On Wed, Oct 20, 2021 at 12:23:26PM +0200, Hans de Goede wrote:
On 10/19/21 23:52, Bjorn Helgaas wrote:
On Thu, Oct 14, 2021 at 08:39:42PM +0200, Hans de Goede wrote:
Some BIOS-es contain a bug where they add addresses which map to system RAM in the PCI host bridge window returned by the ACPI _CRS method, see commit 4dc2287c1805 ("x86: avoid E820 regions when allocating address space").
To work around this bug Linux excludes E820 reserved addresses when allocating addresses from the PCI host bridge window since 2010. ...
I haven't seen anybody else eager to merge this, so I guess I'll stick my neck out here.
I applied this to my for-linus branch for v5.15.
Thank you, and sorry about the build-errors which the lkp kernel-test-robot found.
I've just send out a patch which fixes these build-errors (verified with both .config-s from the lkp reports). Feel free to squash this into the original patch (or keep them separate, whatever works for you).

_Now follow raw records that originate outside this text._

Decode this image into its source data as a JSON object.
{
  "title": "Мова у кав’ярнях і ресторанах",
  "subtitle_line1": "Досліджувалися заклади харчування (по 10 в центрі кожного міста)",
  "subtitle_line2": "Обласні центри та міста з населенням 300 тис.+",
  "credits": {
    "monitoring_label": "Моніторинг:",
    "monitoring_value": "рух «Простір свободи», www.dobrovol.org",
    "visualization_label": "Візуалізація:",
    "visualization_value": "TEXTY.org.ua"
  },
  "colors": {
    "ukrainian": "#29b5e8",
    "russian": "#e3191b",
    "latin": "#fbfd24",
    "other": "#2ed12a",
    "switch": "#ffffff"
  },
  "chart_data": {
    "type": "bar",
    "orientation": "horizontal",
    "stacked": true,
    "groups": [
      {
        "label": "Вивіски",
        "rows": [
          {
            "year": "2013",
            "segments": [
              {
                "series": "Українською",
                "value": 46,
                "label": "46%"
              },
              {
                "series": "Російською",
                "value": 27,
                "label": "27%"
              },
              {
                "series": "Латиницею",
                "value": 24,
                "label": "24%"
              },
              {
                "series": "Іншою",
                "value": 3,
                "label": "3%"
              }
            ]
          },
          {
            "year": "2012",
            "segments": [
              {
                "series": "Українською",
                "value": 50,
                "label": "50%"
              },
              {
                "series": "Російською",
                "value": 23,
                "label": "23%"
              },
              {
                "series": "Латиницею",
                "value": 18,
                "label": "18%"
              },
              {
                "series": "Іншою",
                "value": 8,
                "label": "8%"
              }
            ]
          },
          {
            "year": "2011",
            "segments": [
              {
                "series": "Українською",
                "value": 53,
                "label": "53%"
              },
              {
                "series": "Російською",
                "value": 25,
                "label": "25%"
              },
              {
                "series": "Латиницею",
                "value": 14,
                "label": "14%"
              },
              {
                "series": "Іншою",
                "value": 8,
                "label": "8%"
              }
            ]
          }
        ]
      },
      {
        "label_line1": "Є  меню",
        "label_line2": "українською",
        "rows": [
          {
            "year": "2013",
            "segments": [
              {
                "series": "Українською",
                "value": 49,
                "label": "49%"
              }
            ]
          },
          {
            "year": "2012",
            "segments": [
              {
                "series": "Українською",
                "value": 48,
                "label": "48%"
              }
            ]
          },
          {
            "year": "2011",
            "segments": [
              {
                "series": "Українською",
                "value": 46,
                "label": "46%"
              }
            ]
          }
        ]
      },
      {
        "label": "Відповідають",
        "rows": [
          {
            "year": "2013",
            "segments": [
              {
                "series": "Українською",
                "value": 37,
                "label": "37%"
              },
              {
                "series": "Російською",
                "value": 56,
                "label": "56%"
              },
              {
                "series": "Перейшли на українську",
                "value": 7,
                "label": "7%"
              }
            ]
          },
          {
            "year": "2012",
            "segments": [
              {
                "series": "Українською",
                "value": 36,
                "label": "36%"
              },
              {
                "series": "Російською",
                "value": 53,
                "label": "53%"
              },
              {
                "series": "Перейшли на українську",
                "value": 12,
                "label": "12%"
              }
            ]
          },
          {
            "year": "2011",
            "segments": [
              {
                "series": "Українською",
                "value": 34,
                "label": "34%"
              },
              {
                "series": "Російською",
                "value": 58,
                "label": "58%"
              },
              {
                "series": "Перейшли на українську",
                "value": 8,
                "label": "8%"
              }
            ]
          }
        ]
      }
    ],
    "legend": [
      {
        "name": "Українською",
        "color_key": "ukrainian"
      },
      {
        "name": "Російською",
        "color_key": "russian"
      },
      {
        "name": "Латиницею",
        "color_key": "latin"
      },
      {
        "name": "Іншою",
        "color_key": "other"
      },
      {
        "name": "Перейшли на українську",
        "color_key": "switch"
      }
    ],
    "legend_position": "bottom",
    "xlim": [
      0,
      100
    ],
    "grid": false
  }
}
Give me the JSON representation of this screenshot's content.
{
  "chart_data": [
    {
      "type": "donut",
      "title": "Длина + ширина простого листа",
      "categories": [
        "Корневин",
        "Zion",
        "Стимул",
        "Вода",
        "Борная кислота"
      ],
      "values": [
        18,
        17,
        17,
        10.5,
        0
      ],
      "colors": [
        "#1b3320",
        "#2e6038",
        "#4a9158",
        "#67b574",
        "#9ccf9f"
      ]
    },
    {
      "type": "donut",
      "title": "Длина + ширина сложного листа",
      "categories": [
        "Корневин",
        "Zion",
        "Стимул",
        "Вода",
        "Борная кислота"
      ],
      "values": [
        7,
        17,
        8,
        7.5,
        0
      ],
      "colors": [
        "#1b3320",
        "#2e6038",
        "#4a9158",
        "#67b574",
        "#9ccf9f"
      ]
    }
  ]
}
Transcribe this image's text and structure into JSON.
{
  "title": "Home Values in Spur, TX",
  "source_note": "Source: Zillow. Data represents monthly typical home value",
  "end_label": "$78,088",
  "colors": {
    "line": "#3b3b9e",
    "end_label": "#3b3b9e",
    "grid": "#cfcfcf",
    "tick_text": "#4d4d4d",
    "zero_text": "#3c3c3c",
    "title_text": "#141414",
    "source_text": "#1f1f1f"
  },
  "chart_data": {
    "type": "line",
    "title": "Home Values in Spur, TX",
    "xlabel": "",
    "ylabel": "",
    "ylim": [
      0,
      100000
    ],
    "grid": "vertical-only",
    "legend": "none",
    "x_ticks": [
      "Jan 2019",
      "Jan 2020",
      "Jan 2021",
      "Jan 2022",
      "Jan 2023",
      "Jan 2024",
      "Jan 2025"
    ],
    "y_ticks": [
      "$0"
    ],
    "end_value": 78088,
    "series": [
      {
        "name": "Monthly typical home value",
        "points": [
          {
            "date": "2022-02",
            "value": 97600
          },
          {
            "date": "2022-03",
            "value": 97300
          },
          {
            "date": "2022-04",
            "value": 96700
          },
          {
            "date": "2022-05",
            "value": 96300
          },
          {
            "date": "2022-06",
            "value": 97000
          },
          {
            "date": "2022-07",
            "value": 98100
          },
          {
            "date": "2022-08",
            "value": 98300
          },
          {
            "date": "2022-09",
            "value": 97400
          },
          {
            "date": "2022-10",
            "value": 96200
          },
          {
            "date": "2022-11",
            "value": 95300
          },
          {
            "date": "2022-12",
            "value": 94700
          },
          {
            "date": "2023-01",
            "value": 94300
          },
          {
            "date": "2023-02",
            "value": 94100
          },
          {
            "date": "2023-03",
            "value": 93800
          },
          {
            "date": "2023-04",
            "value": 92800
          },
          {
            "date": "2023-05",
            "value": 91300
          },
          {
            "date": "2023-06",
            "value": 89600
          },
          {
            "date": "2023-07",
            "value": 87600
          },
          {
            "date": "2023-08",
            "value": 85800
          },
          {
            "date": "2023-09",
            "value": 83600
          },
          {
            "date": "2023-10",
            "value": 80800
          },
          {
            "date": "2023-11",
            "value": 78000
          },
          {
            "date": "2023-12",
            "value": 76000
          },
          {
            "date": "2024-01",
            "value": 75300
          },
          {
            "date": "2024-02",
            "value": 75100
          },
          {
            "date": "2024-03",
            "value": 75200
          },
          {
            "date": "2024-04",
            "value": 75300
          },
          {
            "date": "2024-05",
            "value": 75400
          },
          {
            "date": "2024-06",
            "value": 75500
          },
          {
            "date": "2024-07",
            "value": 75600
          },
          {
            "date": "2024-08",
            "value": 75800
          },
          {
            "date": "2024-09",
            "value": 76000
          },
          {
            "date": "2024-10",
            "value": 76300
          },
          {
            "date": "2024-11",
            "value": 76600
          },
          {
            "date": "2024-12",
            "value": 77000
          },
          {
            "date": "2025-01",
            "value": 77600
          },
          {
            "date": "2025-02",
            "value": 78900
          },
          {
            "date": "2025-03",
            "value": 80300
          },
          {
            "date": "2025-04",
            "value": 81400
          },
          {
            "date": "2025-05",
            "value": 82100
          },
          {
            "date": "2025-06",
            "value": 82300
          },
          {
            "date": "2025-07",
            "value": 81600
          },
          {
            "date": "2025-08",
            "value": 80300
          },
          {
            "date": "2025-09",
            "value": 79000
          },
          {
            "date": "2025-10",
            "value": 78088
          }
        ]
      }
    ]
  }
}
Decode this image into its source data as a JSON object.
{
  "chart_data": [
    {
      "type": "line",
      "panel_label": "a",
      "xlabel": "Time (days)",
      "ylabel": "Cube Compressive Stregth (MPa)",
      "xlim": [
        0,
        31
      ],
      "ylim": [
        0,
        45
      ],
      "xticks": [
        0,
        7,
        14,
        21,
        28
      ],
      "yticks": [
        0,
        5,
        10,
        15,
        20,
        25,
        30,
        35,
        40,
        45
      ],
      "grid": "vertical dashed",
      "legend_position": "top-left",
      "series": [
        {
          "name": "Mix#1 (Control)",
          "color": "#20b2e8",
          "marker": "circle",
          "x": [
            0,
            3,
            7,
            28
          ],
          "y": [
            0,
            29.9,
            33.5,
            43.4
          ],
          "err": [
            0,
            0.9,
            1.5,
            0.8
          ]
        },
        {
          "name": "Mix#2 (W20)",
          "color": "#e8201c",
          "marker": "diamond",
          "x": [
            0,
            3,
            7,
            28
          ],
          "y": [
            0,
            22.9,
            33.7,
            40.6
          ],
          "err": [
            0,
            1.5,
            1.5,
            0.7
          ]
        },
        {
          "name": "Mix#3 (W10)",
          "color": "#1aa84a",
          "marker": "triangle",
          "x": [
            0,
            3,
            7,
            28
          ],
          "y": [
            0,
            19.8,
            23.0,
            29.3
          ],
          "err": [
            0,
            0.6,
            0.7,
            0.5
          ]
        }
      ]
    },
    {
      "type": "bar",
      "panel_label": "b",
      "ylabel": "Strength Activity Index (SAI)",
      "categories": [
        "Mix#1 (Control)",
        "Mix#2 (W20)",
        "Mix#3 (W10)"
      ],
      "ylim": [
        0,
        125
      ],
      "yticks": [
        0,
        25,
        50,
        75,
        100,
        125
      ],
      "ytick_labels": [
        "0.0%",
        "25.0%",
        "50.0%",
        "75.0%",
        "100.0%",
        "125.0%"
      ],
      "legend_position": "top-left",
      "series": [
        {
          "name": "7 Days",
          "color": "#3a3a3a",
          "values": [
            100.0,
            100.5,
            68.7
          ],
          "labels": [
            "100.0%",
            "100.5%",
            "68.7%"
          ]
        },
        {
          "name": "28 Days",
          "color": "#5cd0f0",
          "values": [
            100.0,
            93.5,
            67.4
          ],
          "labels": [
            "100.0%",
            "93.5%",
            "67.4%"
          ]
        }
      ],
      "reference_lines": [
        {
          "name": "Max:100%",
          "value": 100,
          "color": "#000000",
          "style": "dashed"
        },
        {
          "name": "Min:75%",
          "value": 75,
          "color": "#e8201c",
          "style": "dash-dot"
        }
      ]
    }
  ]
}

Thanks, I squashed the fix in.
HOWEVER, I think it would be fairly risky to push this into v5.15. We would be relying on the assumption that current machines have all fixed the BIOS defect that 4dc2287c1805 addressed, and we have little evidence for that.
I'm not sure there's significant benefit to having this in v5.15. Yes, the mainline v5.15 kernel would work on the affected machines, but I suspect most people with those machines are running distro kernels, not mainline kernels.
This issue has been around a long time, so it's not like a regression that we just introduced. If we fixed these machines and regressed *other* machines, we'd be worse off than we are now.
Convince me otherwise if you see this differently :)
In the meantime, here's another possibility for working around this. What if we discarded remove_e820_regions() completely, but aligned the problem _CRS windows a little more? The 4dc2287c1805 case was this:
BIOS-e820: 00000000bfe4dc00 - 00000000c0000000 (reserved) pci_root PNP0A03:00: host bridge window [mem 0xbff00000-0xdfffffff]
where the _CRS window was of size 0x20100000, i.e., 512M + 1M. At least in this particular case, we could avoid the problem by throwing away that first 1M and aligning the window to a nice 3G boundary. Maybe it would be worth giving up a small fraction (less than 0.2% in this case) of questionable windows like this?